The Zulu King Goodwill Zwelithini officially opened the KZN Provincial House of Traditional Leaders in Ulundi on Thursday March 14 2019. On his official invitation list, there was King Fabrice Zombi Kavabioko. Since the increase calls for land expropriation in South Africa and other regional countries, many traditional leaders have developed an approach on how to handle that issue. The issue of land expropriation is a legacy of colonial administration. In many African countries, when European colonizers arrived, they occupied the lands, chased the natives away from cultivable land and controlled mineral rich regions. The natives were excluded economically from the wealth of the land that belongs to them. The apartheid regime instituted on top of that a segregationist politics. That politics consisted of a model of development that favoured people on the basis of race. In South Africa, only white people had that privilege.

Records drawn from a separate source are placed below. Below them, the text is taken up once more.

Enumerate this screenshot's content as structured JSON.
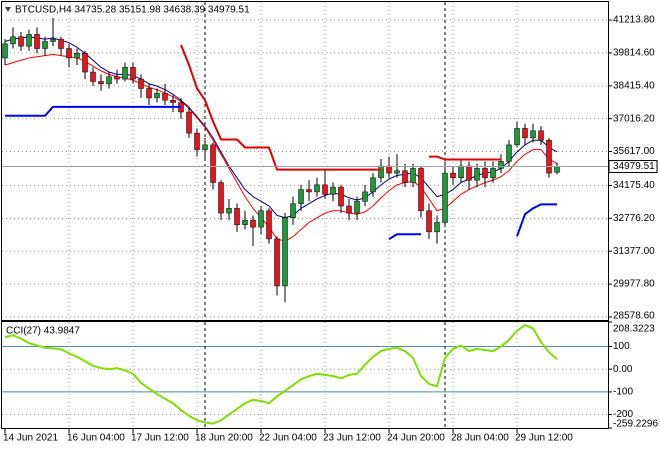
{
  "chart_data": [
    {
      "type": "candlestick",
      "title": "BTCUSD,H4  34735.28 35151.98 34638.39 34979.51",
      "categories": [
        "14 Jun 2021",
        null,
        null,
        null,
        null,
        null,
        null,
        null,
        "16 Jun 04:00",
        null,
        null,
        null,
        null,
        null,
        null,
        null,
        "17 Jun 12:00",
        null,
        null,
        null,
        null,
        null,
        null,
        null,
        "18 Jun 20:00",
        null,
        null,
        null,
        null,
        null,
        null,
        null,
        "22 Jun 04:00",
        null,
        null,
        null,
        null,
        null,
        null,
        null,
        "23 Jun 12:00",
        null,
        null,
        null,
        null,
        null,
        null,
        null,
        "24 Jun 20:00",
        null,
        null,
        null,
        null,
        null,
        null,
        null,
        "28 Jun 04:00",
        null,
        null,
        null,
        null,
        null,
        null,
        null,
        "29 Jun 12:00",
        null,
        null,
        null,
        null,
        null
      ],
      "open": [
        39600,
        40200,
        40500,
        40100,
        40600,
        40000,
        40300,
        40400,
        40000,
        39600,
        39800,
        39000,
        38600,
        38500,
        38800,
        38700,
        39200,
        38700,
        38300,
        37900,
        38100,
        37800,
        37700,
        37300,
        36400,
        35700,
        35900,
        34300,
        33000,
        33200,
        32500,
        32700,
        32400,
        33100,
        31900,
        29900,
        32800,
        33400,
        34000,
        33900,
        34200,
        33800,
        34100,
        33300,
        33000,
        33500,
        33900,
        34500,
        35000,
        34700,
        34800,
        34300,
        34900,
        33100,
        32200,
        32600,
        34700,
        34500,
        35000,
        34400,
        34900,
        34500,
        34900,
        35200,
        35900,
        36600,
        36200,
        36500,
        36100,
        34735.28
      ],
      "high": [
        40400,
        40900,
        40700,
        40800,
        40900,
        40500,
        41300,
        40500,
        40200,
        40000,
        39900,
        39200,
        38900,
        39000,
        39100,
        39400,
        39400,
        38900,
        38500,
        38300,
        38500,
        38000,
        37900,
        37500,
        36600,
        36200,
        36000,
        34400,
        33600,
        33400,
        33100,
        32900,
        33300,
        33200,
        32000,
        33000,
        33700,
        34200,
        34400,
        34500,
        34800,
        34300,
        34200,
        33600,
        33700,
        34200,
        34700,
        35300,
        35400,
        35500,
        35100,
        35100,
        35000,
        33400,
        32900,
        35200,
        35000,
        35300,
        35200,
        35100,
        35200,
        35200,
        35500,
        36100,
        36900,
        36800,
        36800,
        36700,
        36200,
        35151.98
      ],
      "low": [
        39300,
        40000,
        39900,
        39900,
        39800,
        39700,
        40100,
        39700,
        39200,
        39300,
        38700,
        38400,
        38200,
        38300,
        38500,
        38600,
        38500,
        37900,
        37600,
        37700,
        37600,
        37300,
        37000,
        36200,
        35400,
        35300,
        34000,
        32700,
        32700,
        32200,
        32300,
        31600,
        32100,
        31700,
        29500,
        29200,
        32500,
        33100,
        33500,
        33700,
        33600,
        33500,
        33000,
        32700,
        32700,
        33300,
        33700,
        34300,
        34500,
        34500,
        34100,
        34100,
        32800,
        31900,
        31700,
        32400,
        34200,
        34300,
        34000,
        34100,
        34100,
        34300,
        34700,
        35000,
        35800,
        35900,
        36000,
        35900,
        34500,
        34638.39
      ],
      "close": [
        40200,
        40500,
        40100,
        40600,
        40000,
        40300,
        40400,
        40000,
        39600,
        39800,
        39000,
        38600,
        38500,
        38800,
        38700,
        39200,
        38700,
        38300,
        37900,
        38100,
        37800,
        37700,
        37300,
        36400,
        35700,
        35900,
        34300,
        33000,
        33200,
        32500,
        32700,
        32400,
        33100,
        31900,
        29900,
        32800,
        33400,
        34000,
        33900,
        34200,
        33800,
        34100,
        33300,
        33000,
        33500,
        33900,
        34500,
        35000,
        34700,
        34800,
        34300,
        34900,
        33100,
        32200,
        32600,
        34700,
        34500,
        35000,
        34400,
        34900,
        34500,
        34900,
        35200,
        35900,
        36600,
        36200,
        36500,
        36100,
        34700,
        34979.51
      ],
      "up_color": "#1f9a3a",
      "down_color": "#e8141b",
      "wick_color": "#000000",
      "series": [
        {
          "color": "#000080",
          "line_width": 1,
          "values": [
            40300,
            40400,
            40450,
            40500,
            40450,
            40400,
            40450,
            40350,
            40250,
            40050,
            39800,
            39500,
            39200,
            39000,
            38900,
            38900,
            38850,
            38700,
            38500,
            38400,
            38250,
            38050,
            37800,
            37500,
            37100,
            36700,
            36200,
            35600,
            35000,
            34500,
            34000,
            33700,
            33500,
            33300,
            32900,
            32800,
            32900,
            33200,
            33400,
            33600,
            33750,
            33850,
            33800,
            33650,
            33550,
            33650,
            33900,
            34200,
            34450,
            34600,
            34650,
            34700,
            34500,
            34100,
            33700,
            33800,
            34000,
            34300,
            34450,
            34600,
            34700,
            34750,
            34900,
            35200,
            35600,
            35900,
            36100,
            36100,
            35800,
            35600
          ]
        },
        {
          "color": "#ff0000",
          "line_width": 1,
          "values": [
            39300,
            39400,
            39500,
            39600,
            39650,
            39700,
            39750,
            39700,
            39650,
            39600,
            39450,
            39250,
            39050,
            38900,
            38800,
            38750,
            38650,
            38500,
            38350,
            38250,
            38100,
            37950,
            37750,
            37450,
            37050,
            36650,
            36100,
            35500,
            34900,
            34300,
            33700,
            33200,
            32800,
            32400,
            31900,
            31800,
            32000,
            32300,
            32600,
            32800,
            33000,
            33100,
            33100,
            33000,
            32950,
            33050,
            33300,
            33650,
            33950,
            34200,
            34300,
            34350,
            34100,
            33600,
            33100,
            33200,
            33500,
            33800,
            34000,
            34150,
            34300,
            34400,
            34550,
            34800,
            35200,
            35500,
            35700,
            35700,
            35300,
            35100
          ]
        },
        {
          "color": "#e00000",
          "line_width": 2,
          "values": [
            null,
            null,
            null,
            null,
            null,
            null,
            null,
            null,
            null,
            null,
            null,
            null,
            null,
            null,
            null,
            null,
            null,
            null,
            null,
            null,
            null,
            null,
            40150,
            39300,
            38300,
            37800,
            36900,
            36130,
            36130,
            36130,
            35790,
            35790,
            35790,
            35790,
            34850,
            34850,
            34850,
            34850,
            34850,
            34850,
            34850,
            34850,
            34850,
            34850,
            34850,
            34850,
            34850,
            34850,
            null,
            null,
            null,
            null,
            null,
            35400,
            35400,
            35280,
            35280,
            35280,
            35280,
            35280,
            35280,
            35280,
            35280,
            null,
            null,
            null,
            null,
            null,
            null,
            null
          ]
        },
        {
          "color": "#0000ff",
          "line_width": 2,
          "values": [
            37140,
            37140,
            37140,
            37140,
            37140,
            37140,
            37520,
            37520,
            37520,
            37520,
            37520,
            37520,
            37520,
            37520,
            37520,
            37520,
            37520,
            37520,
            37520,
            37520,
            37520,
            37520,
            37520,
            null,
            null,
            null,
            null,
            null,
            null,
            null,
            null,
            null,
            null,
            null,
            null,
            null,
            null,
            null,
            null,
            null,
            null,
            null,
            null,
            null,
            null,
            null,
            null,
            null,
            31890,
            32100,
            32100,
            32100,
            32100,
            null,
            null,
            null,
            null,
            null,
            null,
            null,
            null,
            null,
            null,
            null,
            32010,
            32950,
            33200,
            33370,
            33370,
            33370
          ]
        }
      ],
      "ylim": [
        28450,
        41980
      ],
      "yticks": [
        {
          "value": 41213.8,
          "label": "41213.80"
        },
        {
          "value": 39814.6,
          "label": "39814.60"
        },
        {
          "value": 38415.4,
          "label": "38415.40"
        },
        {
          "value": 37016.2,
          "label": "37016.20"
        },
        {
          "value": 35617,
          "label": "35617.00"
        },
        {
          "value": 34175.4,
          "label": "34175.40"
        },
        {
          "value": 32776.2,
          "label": "32776.20"
        },
        {
          "value": 31377,
          "label": "31377.00"
        },
        {
          "value": 29977.8,
          "label": "29977.80"
        },
        {
          "value": 28578.6,
          "label": "28578.60"
        }
      ],
      "grid": true
    },
    {
      "type": "line",
      "title": "CCI(27) 43.9847",
      "color": "#7fdf00",
      "values": [
        141,
        150,
        135,
        115,
        105,
        95,
        92,
        88,
        70,
        55,
        35,
        15,
        5,
        0,
        5,
        -5,
        -20,
        -60,
        -85,
        -110,
        -130,
        -150,
        -180,
        -205,
        -225,
        -235,
        -240,
        -225,
        -200,
        -175,
        -150,
        -135,
        -140,
        -150,
        -120,
        -95,
        -70,
        -45,
        -30,
        -20,
        -25,
        -30,
        -40,
        -25,
        -20,
        20,
        55,
        80,
        90,
        95,
        80,
        50,
        -30,
        -65,
        -75,
        50,
        90,
        105,
        80,
        90,
        85,
        80,
        100,
        130,
        170,
        195,
        180,
        120,
        75,
        43.9847
      ],
      "ylim": [
        -259.2296,
        208.3223
      ],
      "yticks": [
        208.3223,
        100,
        {
          "value": 0,
          "label": "0.00"
        },
        -100,
        -200,
        -259.2296
      ],
      "levels": [
        100,
        -100
      ],
      "level_color": "#4f8f9f",
      "grid": true
    }
  ]
}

In contemporary South Africa, the Constitution lays paths for a democratic country. All discriminatory measures of the past are banned and dealt with severely. At this particular moment that South Africa is dealing with the hot issue of land expropriation, traditional leaders are engaging their subject in the public debate. King Zwelithini along Chief Mangosuthu Buthelezi of Kwazulu-Natal have convened their counterpart King Fabrice Zombi Kavabioko in the official opening ceremony of house of traditional leader. Many topics were raised in the occasion such as court issues that involved the king of Zulu, land expropriation, security and elections that will take place in May.
African traditional leaders are facing similar cases in their respective territories. King Zombi is pushing for a new agenda on rural development. He assumes that there is an urgent need for an up-to-date policy on how natives must benefits their land and how to make lands economically profitable. In The Democratic Republic of Congo, there is a huge percentage of land that is cultivable but not used. Among problems that are listed as reason why they are still untouched is the lack of roads. Facing continuously infrastructure challenges in areas with a huge population rate may be disappointing for kings who raise those problems to political authorities.
At same point, traditional leaders have to come with their own initial plans to address those issues. If they keep on waiting until the central government could intervene, that process will always take long. In most cases, the central government never realised any project in rural areas. Where there are some successful examples of government implementation of policies that benefit natives, there is also the difficulty of maintenance. However, the experience of other advance areas under traditional leadership such as in South Africa, Lesotho and eSwathi may serve as references to new idea King Fabrice Zombi is campaigning for.
In the next coming days, there are events that will take place in the region. Traditional leaders are hoping to raise public awareness on how to handle the land issue. They will also take the opportunity to increase contacts and discussions about their unity, development and local legislations. They usually face multiple clash vis-à-vis central government though laws are clear on who is who and who should do what. There is a modern conception of traditional power that many think is in contradiction to modern democracy.